# My Tiel sings a strange song !



## bassamgaillany (Nov 16, 2012)

Hello, friends...

The day when I bought my tiels, they were singing a normal song...
I brough them since 20 days, I guess. Now, the Male one sings a very NICE and STRANGE song ! Could anybody tell me about that ! By the way, they are 8 months old !



​


----------



## xoxsarahxox (Dec 13, 2010)

I wouldn't know what to say unless you posted a video, my male makes up new songs all the time though.


I will say that if your birds are only 8 months old you should remove the nestbox and wait until they are older if you want to breed them. They should be at least a year old, but most breeders prefer 18 months old because older birds tend to have better parental instincts. ( I say this because I think I see a box in their cage and you posted a question in the breeding section)


----------



## cknauf (Aug 27, 2012)

You'd have to define "strange." They could be imitating something they hear around the house. Denali makes a weird noise that sounds almost sounds like paper tearing--no idea where he learned that!


----------



## enigma731 (Aug 12, 2011)

What exactly is a "normal" song versus a "strange" song?

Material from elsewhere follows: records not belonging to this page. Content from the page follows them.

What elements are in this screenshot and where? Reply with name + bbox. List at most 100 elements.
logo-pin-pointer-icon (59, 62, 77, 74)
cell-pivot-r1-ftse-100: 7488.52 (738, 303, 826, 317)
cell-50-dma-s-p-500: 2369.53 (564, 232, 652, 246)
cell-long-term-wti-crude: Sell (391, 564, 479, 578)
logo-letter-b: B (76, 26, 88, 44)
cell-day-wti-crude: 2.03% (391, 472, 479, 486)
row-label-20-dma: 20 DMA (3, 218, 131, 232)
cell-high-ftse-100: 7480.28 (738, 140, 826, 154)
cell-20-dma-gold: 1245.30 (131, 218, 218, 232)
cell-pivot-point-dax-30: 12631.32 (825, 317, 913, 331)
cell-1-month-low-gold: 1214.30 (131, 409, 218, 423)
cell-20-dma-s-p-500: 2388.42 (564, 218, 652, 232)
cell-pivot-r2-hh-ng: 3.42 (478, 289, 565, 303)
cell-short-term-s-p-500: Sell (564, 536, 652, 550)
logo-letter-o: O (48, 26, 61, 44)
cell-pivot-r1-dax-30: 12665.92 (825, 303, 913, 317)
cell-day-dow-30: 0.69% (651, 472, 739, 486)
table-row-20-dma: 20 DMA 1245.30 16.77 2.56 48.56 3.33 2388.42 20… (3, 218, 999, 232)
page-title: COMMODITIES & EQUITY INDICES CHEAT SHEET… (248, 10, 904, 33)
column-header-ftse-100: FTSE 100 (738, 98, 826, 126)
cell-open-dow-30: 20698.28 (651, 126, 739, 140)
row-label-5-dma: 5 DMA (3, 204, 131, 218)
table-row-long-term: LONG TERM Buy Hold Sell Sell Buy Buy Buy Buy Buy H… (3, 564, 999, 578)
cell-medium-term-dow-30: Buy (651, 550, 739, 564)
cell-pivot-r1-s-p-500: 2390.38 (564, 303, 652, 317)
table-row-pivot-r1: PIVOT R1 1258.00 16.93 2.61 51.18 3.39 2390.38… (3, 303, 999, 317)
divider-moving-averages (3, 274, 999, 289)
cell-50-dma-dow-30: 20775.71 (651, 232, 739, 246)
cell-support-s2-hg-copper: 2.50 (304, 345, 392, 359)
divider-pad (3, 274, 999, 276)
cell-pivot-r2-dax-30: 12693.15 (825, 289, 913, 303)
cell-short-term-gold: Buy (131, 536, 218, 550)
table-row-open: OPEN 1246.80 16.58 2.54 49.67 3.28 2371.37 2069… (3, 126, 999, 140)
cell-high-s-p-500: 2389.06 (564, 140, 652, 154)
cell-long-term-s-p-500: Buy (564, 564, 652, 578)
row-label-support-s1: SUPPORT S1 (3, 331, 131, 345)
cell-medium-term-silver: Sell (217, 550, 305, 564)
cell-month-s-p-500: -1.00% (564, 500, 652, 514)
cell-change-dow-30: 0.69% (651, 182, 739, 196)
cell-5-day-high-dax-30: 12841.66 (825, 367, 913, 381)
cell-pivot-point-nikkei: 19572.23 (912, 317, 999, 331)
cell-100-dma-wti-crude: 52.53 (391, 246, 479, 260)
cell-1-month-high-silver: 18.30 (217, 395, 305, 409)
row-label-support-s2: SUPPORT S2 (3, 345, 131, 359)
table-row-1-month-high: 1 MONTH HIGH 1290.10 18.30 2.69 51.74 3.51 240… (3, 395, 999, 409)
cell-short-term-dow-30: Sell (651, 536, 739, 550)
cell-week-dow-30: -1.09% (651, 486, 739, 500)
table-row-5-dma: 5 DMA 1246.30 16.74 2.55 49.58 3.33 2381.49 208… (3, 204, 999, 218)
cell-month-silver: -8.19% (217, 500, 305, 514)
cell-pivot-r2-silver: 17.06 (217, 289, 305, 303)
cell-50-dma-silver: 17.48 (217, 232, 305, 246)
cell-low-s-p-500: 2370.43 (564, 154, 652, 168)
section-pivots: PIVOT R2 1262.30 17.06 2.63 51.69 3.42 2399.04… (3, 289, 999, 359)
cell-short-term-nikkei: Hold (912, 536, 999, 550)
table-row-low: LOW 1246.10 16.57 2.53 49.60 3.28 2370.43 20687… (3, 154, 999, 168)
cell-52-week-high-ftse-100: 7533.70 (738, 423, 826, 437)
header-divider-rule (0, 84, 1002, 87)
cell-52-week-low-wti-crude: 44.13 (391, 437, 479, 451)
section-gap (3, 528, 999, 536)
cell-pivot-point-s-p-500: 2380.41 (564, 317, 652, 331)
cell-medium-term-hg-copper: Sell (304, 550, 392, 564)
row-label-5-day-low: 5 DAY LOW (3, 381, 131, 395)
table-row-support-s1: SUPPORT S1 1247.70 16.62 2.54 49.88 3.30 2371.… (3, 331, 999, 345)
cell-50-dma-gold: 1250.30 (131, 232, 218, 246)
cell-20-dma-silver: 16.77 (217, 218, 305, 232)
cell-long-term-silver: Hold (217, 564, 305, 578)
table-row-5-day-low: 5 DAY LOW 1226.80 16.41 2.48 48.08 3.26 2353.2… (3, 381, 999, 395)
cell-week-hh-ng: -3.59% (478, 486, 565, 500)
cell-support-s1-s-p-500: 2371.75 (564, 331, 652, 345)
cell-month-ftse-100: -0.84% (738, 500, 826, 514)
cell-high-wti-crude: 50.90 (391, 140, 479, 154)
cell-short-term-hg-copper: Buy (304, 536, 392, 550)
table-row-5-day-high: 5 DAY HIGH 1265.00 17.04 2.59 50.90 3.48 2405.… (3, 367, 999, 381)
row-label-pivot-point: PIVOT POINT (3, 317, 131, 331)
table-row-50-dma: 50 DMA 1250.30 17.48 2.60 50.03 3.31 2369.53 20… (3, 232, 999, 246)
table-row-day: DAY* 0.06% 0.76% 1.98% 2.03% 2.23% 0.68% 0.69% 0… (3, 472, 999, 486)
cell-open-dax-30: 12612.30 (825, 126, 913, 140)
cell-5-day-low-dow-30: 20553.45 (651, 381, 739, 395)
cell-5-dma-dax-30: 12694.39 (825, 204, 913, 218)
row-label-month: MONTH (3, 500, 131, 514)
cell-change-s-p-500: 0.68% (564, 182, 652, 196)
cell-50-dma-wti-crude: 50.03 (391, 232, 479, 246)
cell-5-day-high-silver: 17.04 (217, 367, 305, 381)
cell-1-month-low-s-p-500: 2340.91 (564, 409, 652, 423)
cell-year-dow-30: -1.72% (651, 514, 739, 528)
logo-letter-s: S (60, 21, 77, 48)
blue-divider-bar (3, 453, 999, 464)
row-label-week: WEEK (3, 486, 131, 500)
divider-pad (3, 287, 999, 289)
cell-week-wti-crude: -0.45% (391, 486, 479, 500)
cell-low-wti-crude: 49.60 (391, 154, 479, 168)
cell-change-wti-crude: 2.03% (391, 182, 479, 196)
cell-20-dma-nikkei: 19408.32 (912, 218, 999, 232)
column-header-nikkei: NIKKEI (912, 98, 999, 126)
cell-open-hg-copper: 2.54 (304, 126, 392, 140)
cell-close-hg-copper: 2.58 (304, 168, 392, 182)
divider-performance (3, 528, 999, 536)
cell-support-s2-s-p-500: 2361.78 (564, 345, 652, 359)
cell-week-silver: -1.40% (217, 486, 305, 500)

Also, why do your birds have a breeding setup if they are only 8 months old? They are too young to be parents.


----------



## bassamgaillany (Nov 16, 2012)

Well, I am getting new information from you, guys. But is it necessary to remove the NEST ? I mean what is the effect on them even if they are merely 8 months !

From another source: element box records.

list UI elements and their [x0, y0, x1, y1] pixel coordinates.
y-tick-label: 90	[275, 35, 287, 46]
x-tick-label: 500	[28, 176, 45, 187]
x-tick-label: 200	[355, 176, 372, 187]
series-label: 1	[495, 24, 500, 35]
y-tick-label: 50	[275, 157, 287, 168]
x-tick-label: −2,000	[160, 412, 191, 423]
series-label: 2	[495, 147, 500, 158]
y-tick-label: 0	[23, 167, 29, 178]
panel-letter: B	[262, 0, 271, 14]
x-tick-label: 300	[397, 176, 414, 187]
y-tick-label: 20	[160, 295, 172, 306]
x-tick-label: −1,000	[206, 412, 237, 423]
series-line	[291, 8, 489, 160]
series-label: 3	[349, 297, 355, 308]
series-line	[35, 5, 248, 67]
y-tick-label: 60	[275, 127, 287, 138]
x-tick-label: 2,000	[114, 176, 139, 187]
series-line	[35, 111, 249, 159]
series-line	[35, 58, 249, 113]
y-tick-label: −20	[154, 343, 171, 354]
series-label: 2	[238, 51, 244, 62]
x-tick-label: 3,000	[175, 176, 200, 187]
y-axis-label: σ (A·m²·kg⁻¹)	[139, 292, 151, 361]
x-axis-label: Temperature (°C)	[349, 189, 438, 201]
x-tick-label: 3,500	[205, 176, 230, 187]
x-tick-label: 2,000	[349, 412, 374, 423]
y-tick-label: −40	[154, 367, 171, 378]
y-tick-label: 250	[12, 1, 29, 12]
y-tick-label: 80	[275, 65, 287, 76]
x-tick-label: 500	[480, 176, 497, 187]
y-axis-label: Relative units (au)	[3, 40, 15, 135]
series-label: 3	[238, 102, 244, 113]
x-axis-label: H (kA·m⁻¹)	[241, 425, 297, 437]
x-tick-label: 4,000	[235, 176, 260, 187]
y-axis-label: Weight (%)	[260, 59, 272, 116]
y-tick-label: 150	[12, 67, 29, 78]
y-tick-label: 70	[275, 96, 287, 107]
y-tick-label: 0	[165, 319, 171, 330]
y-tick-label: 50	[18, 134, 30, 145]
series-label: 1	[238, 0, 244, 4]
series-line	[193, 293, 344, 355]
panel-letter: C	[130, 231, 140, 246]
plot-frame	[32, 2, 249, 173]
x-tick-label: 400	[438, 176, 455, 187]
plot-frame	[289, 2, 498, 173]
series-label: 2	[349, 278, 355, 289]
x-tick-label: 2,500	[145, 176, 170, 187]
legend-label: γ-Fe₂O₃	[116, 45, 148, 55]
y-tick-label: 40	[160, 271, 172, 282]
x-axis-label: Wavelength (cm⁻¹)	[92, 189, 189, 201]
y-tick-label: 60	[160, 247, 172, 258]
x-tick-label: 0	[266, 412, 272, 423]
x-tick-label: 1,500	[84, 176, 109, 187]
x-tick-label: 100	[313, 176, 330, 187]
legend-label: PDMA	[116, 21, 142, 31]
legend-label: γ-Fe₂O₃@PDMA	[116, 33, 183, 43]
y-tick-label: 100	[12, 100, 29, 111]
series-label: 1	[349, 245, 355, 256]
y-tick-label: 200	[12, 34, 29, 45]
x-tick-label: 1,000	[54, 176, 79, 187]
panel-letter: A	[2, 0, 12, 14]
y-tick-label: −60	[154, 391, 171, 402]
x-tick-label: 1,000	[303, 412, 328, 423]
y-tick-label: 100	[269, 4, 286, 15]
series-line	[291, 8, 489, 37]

I can not express the song but it's really extraordinary ! I mean random songs. Not rhythmic !


----------



## enigma731 (Aug 12, 2011)

Yes, it is necessary to remove anything that will stimulate breeding. At 8 months your female is old enough to lay eggs, but she is not mentally mature enough to raise babies healthily. The nest box could stimulate her to lay eggs that she will then have problems caring for. This is an unnecessary stressor, and could be detrimental to the health of your birds. Please do a lot more research on breeding before you give them a nest again, since you yourself have said you do not have all the information you need to do it responsibly.


----------



## bassamgaillany (Nov 16, 2012)

enigma731 said:


> Yes, it is necessary to remove anything that will stimulate breeding. At 8 months your female is old enough to lay eggs, but she is not mentally mature enough to raise babies healthily. The nest box could stimulate her to lay eggs that she will then have problems caring for. This is an unnecessary stressor, and could be detrimental to the health of your birds. Please do a lot more research on breeding before you give them a nest again, since you yourself have said you do not have all the information you need to do it responsibly.


I do thank you, dear. Okay, I will do as it's said  You are right


----------